We'll see.  The 510 still has an advantage over the SandForce drives for compressed/encrypted data, but that's usually things like my beloved relational databases and random processing, not the 510's strength.  Weird.

04 March 2011

32 Heads Are Better Than One

Simple-talk is one of my favorite sites, and now they have what will be a series on parallelism in SQL Server.  This first installment is light and airy.

A few months ago, I got into a bit of a tiff on a Postgres email group when I had the temerity to suggest that query level parallelism is not only a Good Thing, but the only way to maintain performance as we segue from ever faster clocks on single thread/core cpu's to multi-thread/core/processor machines.  That group assembled (I don't recall anyone joining in my defense) asserted that engine level parallelism (doling out queries to threads) was enough.

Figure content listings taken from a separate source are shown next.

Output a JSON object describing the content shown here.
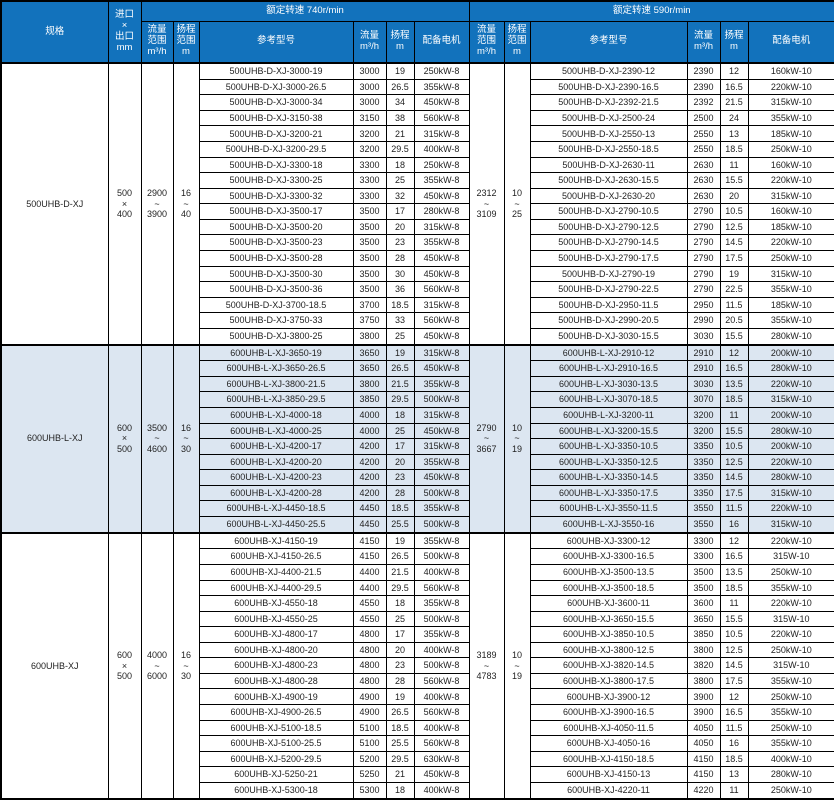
{
  "table": {
    "headers": {
      "spec": "规格",
      "inlet_outlet": "进口\n×\n出口\nmm",
      "groups": [
        {
          "title": "额定转速 740r/min"
        },
        {
          "title": "额定转速 590r/min"
        }
      ],
      "sub": {
        "flow_range": "流量\n范围\nm³/h",
        "head_range": "扬程\n范围\nm",
        "ref_model": "参考型号",
        "flow": "流量\nm³/h",
        "head": "扬程\nm",
        "motor": "配备电机"
      }
    },
    "colors": {
      "header_bg": "#1272bc",
      "header_text": "#ffffff",
      "block_alt_bg": "#dce6f1",
      "row_bg": "#ffffff",
      "border": "#000000"
    },
    "blocks": [
      {
        "spec": "500UHB-D-XJ",
        "inlet_outlet": "500\n×\n400",
        "g740": {
          "flow_range": "2900\n~\n3900",
          "head_range": "16\n~\n40",
          "rows": [
            [
              "500UHB-D-XJ-3000-19",
              "3000",
              "19",
              "250kW-8"
            ],
            [
              "500UHB-D-XJ-3000-26.5",
              "3000",
              "26.5",
              "355kW-8"
            ],
            [
              "500UHB-D-XJ-3000-34",
              "3000",
              "34",
              "450kW-8"
            ],
            [
              "500UHB-D-XJ-3150-38",
              "3150",
              "38",
              "560kW-8"
            ],
            [
              "500UHB-D-XJ-3200-21",
              "3200",
              "21",
              "315kW-8"
            ],
            [
              "500UHB-D-XJ-3200-29.5",
              "3200",
              "29.5",
              "400kW-8"
            ],
            [
              "500UHB-D-XJ-3300-18",
              "3300",
              "18",
              "250kW-8"
            ],
            [
              "500UHB-D-XJ-3300-25",
              "3300",
              "25",
              "355kW-8"
            ],
            [
              "500UHB-D-XJ-3300-32",
              "3300",
              "32",
              "450kW-8"
            ],
            [
              "500UHB-D-XJ-3500-17",
              "3500",
              "17",
              "280kW-8"
            ],
            [
              "500UHB-D-XJ-3500-20",
              "3500",
              "20",
              "315kW-8"
            ],
            [
              "500UHB-D-XJ-3500-23",
              "3500",
              "23",
              "355kW-8"
            ],
            [
              "500UHB-D-XJ-3500-28",
              "3500",
              "28",
              "450kW-8"
            ],
            [
              "500UHB-D-XJ-3500-30",
              "3500",
              "30",
              "450kW-8"
            ],
            [
              "500UHB-D-XJ-3500-36",
              "3500",
              "36",
              "560kW-8"
            ],
            [
              "500UHB-D-XJ-3700-18.5",
              "3700",
              "18.5",
              "315kW-8"
            ],
            [
              "500UHB-D-XJ-3750-33",
              "3750",
              "33",
              "560kW-8"
            ],
            [
              "500UHB-D-XJ-3800-25",
              "3800",
              "25",
              "450kW-8"
            ]
          ]
        },
        "g590": {
          "flow_range": "2312\n~\n3109",
          "head_range": "10\n~\n25",
          "rows": [
            [
              "500UHB-D-XJ-2390-12",
              "2390",
              "12",
              "160kW-10"
            ],
            [
              "500UHB-D-XJ-2390-16.5",
              "2390",
              "16.5",
              "220kW-10"
            ],
            [
              "500UHB-D-XJ-2392-21.5",
              "2392",
              "21.5",
              "315kW-10"
            ],
            [
              "500UHB-D-XJ-2500-24",
              "2500",
              "24",
              "355kW-10"
            ],
            [
              "500UHB-D-XJ-2550-13",
              "2550",
              "13",
              "185kW-10"
            ],
            [
              "500UHB-D-XJ-2550-18.5",
              "2550",
              "18.5",
              "250kW-10"
            ],
            [
              "500UHB-D-XJ-2630-11",
              "2630",
              "11",
              "160kW-10"
            ],
            [
              "500UHB-D-XJ-2630-15.5",
              "2630",
              "15.5",
              "220kW-10"
            ],
            [
              "500UHB-D-XJ-2630-20",
              "2630",
              "20",
              "315kW-10"
            ],
            [
              "500UHB-D-XJ-2790-10.5",
              "2790",
              "10.5",
              "160kW-10"
            ],
            [
              "500UHB-D-XJ-2790-12.5",
              "2790",
              "12.5",
              "185kW-10"
            ],
            [
              "500UHB-D-XJ-2790-14.5",
              "2790",
              "14.5",
              "220kW-10"
            ],
            [
              "500UHB-D-XJ-2790-17.5",
              "2790",
              "17.5",
              "250kW-10"
            ],
            [
              "500UHB-D-XJ-2790-19",
              "2790",
              "19",
              "315kW-10"
            ],
            [
              "500UHB-D-XJ-2790-22.5",
              "2790",
              "22.5",
              "355kW-10"
            ],
            [
              "500UHB-D-XJ-2950-11.5",
              "2950",
              "11.5",
              "185kW-10"
            ],
            [
              "500UHB-D-XJ-2990-20.5",
              "2990",
              "20.5",
              "355kW-10"
            ],
            [
              "500UHB-D-XJ-3030-15.5",
              "3030",
              "15.5",
              "280kW-10"
            ]
          ]
        }
      },
      {
        "spec": "600UHB-L-XJ",
        "inlet_outlet": "600\n×\n500",
        "g740": {
          "flow_range": "3500\n~\n4600",
          "head_range": "16\n~\n30",
          "rows": [
            [
              "600UHB-L-XJ-3650-19",
              "3650",
              "19",
              "315kW-8"
            ],
            [
              "600UHB-L-XJ-3650-26.5",
              "3650",
              "26.5",
              "450kW-8"
            ],
            [
              "600UHB-L-XJ-3800-21.5",
              "3800",
              "21.5",
              "355kW-8"
            ],
            [
              "600UHB-L-XJ-3850-29.5",
              "3850",
              "29.5",
              "500kW-8"
            ],
            [
              "600UHB-L-XJ-4000-18",
              "4000",
              "18",
              "315kW-8"
            ],
            [
              "600UHB-L-XJ-4000-25",
              "4000",
              "25",
              "450kW-8"
            ],
            [
              "600UHB-L-XJ-4200-17",
              "4200",
              "17",
              "315kW-8"
            ],
            [
              "600UHB-L-XJ-4200-20",
              "4200",
              "20",
              "355kW-8"
            ],
            [
              "600UHB-L-XJ-4200-23",
              "4200",
              "23",
              "450kW-8"
            ],
            [
              "600UHB-L-XJ-4200-28",
              "4200",
              "28",
              "500kW-8"
            ],
            [
              "600UHB-L-XJ-4450-18.5",
              "4450",
              "18.5",
              "355kW-8"
            ],
            [
              "600UHB-L-XJ-4450-25.5",
              "4450",
              "25.5",
              "500kW-8"
            ]
          ]
        },
        "g590": {
          "flow_range": "2790\n~\n3667",
          "head_range": "10\n~\n19",
          "rows": [
            [
              "600UHB-L-XJ-2910-12",
              "2910",
              "12",
              "200kW-10"
            ],
            [
              "600UHB-L-XJ-2910-16.5",
              "2910",
              "16.5",
              "280kW-10"
            ],
            [
              "600UHB-L-XJ-3030-13.5",
              "3030",
              "13.5",
              "220kW-10"
            ],
            [
              "600UHB-L-XJ-3070-18.5",
              "3070",
              "18.5",
              "315kW-10"
            ],
            [
              "600UHB-L-XJ-3200-11",
              "3200",
              "11",
              "200kW-10"
            ],
            [
              "600UHB-L-XJ-3200-15.5",
              "3200",
              "15.5",
              "280kW-10"
            ],
            [
              "600UHB-L-XJ-3350-10.5",
              "3350",
              "10.5",
              "200kW-10"
            ],
            [
              "600UHB-L-XJ-3350-12.5",
              "3350",
              "12.5",
              "220kW-10"
            ],
            [
              "600UHB-L-XJ-3350-14.5",
              "3350",
              "14.5",
              "280kW-10"
            ],
            [
              "600UHB-L-XJ-3350-17.5",
              "3350",
              "17.5",
              "315kW-10"
            ],
            [
              "600UHB-L-XJ-3550-11.5",
              "3550",
              "11.5",
              "220kW-10"
            ],
            [
              "600UHB-L-XJ-3550-16",
              "3550",
              "16",
              "315kW-10"
            ]
          ]
        }
      },
      {
        "spec": "600UHB-XJ",
        "inlet_outlet": "600\n×\n500",
        "g740": {
          "flow_range": "4000\n~\n6000",
          "head_range": "16\n~\n30",
          "rows": [
            [
              "600UHB-XJ-4150-19",
              "4150",
              "19",
              "355kW-8"
            ],
            [
              "600UHB-XJ-4150-26.5",
              "4150",
              "26.5",
              "500kW-8"
            ],
            [
              "600UHB-XJ-4400-21.5",
              "4400",
              "21.5",
              "400kW-8"
            ],
            [
              "600UHB-XJ-4400-29.5",
              "4400",
              "29.5",
              "560kW-8"
            ],
            [
              "600UHB-XJ-4550-18",
              "4550",
              "18",
              "355kW-8"
            ],
            [
              "600UHB-XJ-4550-25",
              "4550",
              "25",
              "500kW-8"
            ],
            [
              "600UHB-XJ-4800-17",
              "4800",
              "17",
              "355kW-8"
            ],
            [
              "600UHB-XJ-4800-20",
              "4800",
              "20",
              "400kW-8"
            ],
            [
              "600UHB-XJ-4800-23",
              "4800",
              "23",
              "500kW-8"
            ],
            [
              "600UHB-XJ-4800-28",
              "4800",
              "28",
              "560kW-8"
            ],
            [
              "600UHB-XJ-4900-19",
              "4900",
              "19",
              "400kW-8"
            ],
            [
              "600UHB-XJ-4900-26.5",
              "4900",
              "26.5",
              "560kW-8"
            ],
            [
              "600UHB-XJ-5100-18.5",
              "5100",
              "18.5",
              "400kW-8"
            ],
            [
              "600UHB-XJ-5100-25.5",
              "5100",
              "25.5",
              "560kW-8"
            ],
            [
              "600UHB-XJ-5200-29.5",
              "5200",
              "29.5",
              "630kW-8"
            ],
            [
              "600UHB-XJ-5250-21",
              "5250",
              "21",
              "450kW-8"
            ],
            [
              "600UHB-XJ-5300-18",
              "5300",
              "18",
              "400kW-8"
            ]
          ]
        },
        "g590": {
          "flow_range": "3189\n~\n4783",
          "head_range": "10\n~\n19",
          "rows": [
            [
              "600UHB-XJ-3300-12",
              "3300",
              "12",
              "220kW-10"
            ],
            [
              "600UHB-XJ-3300-16.5",
              "3300",
              "16.5",
              "315W-10"
            ],
            [
              "600UHB-XJ-3500-13.5",
              "3500",
              "13.5",
              "250kW-10"
            ],
            [
              "600UHB-XJ-3500-18.5",
              "3500",
              "18.5",
              "355kW-10"
            ],
            [
              "600UHB-XJ-3600-11",
              "3600",
              "11",
              "220kW-10"
            ],
            [
              "600UHB-XJ-3650-15.5",
              "3650",
              "15.5",
              "315W-10"
            ],
            [
              "600UHB-XJ-3850-10.5",
              "3850",
              "10.5",
              "220kW-10"
            ],
            [
              "600UHB-XJ-3800-12.5",
              "3800",
              "12.5",
              "250kW-10"
            ],
            [
              "600UHB-XJ-3820-14.5",
              "3820",
              "14.5",
              "315W-10"
            ],
            [
              "600UHB-XJ-3800-17.5",
              "3800",
              "17.5",
              "355kW-10"
            ],
            [
              "600UHB-XJ-3900-12",
              "3900",
              "12",
              "250kW-10"
            ],
            [
              "600UHB-XJ-3900-16.5",
              "3900",
              "16.5",
              "355kW-10"
            ],
            [
              "600UHB-XJ-4050-11.5",
              "4050",
              "11.5",
              "250kW-10"
            ],
            [
              "600UHB-XJ-4050-16",
              "4050",
              "16",
              "355kW-10"
            ],
            [
              "600UHB-XJ-4150-18.5",
              "4150",
              "18.5",
              "400kW-10"
            ],
            [
              "600UHB-XJ-4150-13",
              "4150",
              "13",
              "280kW-10"
            ],
            [
              "600UHB-XJ-4220-11",
              "4220",
              "11",
              "250kW-10"
            ]
          ]
        }
      }
    ]
  }
}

I've been arguing for years that RDBMSs (not just SQL Server) will be better applications if they're designed to the multi-core/processor/SSD machine.  After all, at least the multi-core part is now fait accompli, so why not?  The beneficial side-effect is that BCNF schemas, with SSD as *primary* storage, are fully feasible.  They are the minimal data (bytes, that is) needed to fulfill demand, and since they are "fully" normalized, DRI implements most if not all of the constraints on the data.  That's been written about here, a bit.

For all the heat that MicroSoft gets, even from me on occasion, they do get databases.  Good on them.

For completeness, here's DB2 docs, rather dry, but then...

And here's Oracle.

Neither is as seamless, at first blush, as SQL Server.  There, I said something nice about a MicroSoft product.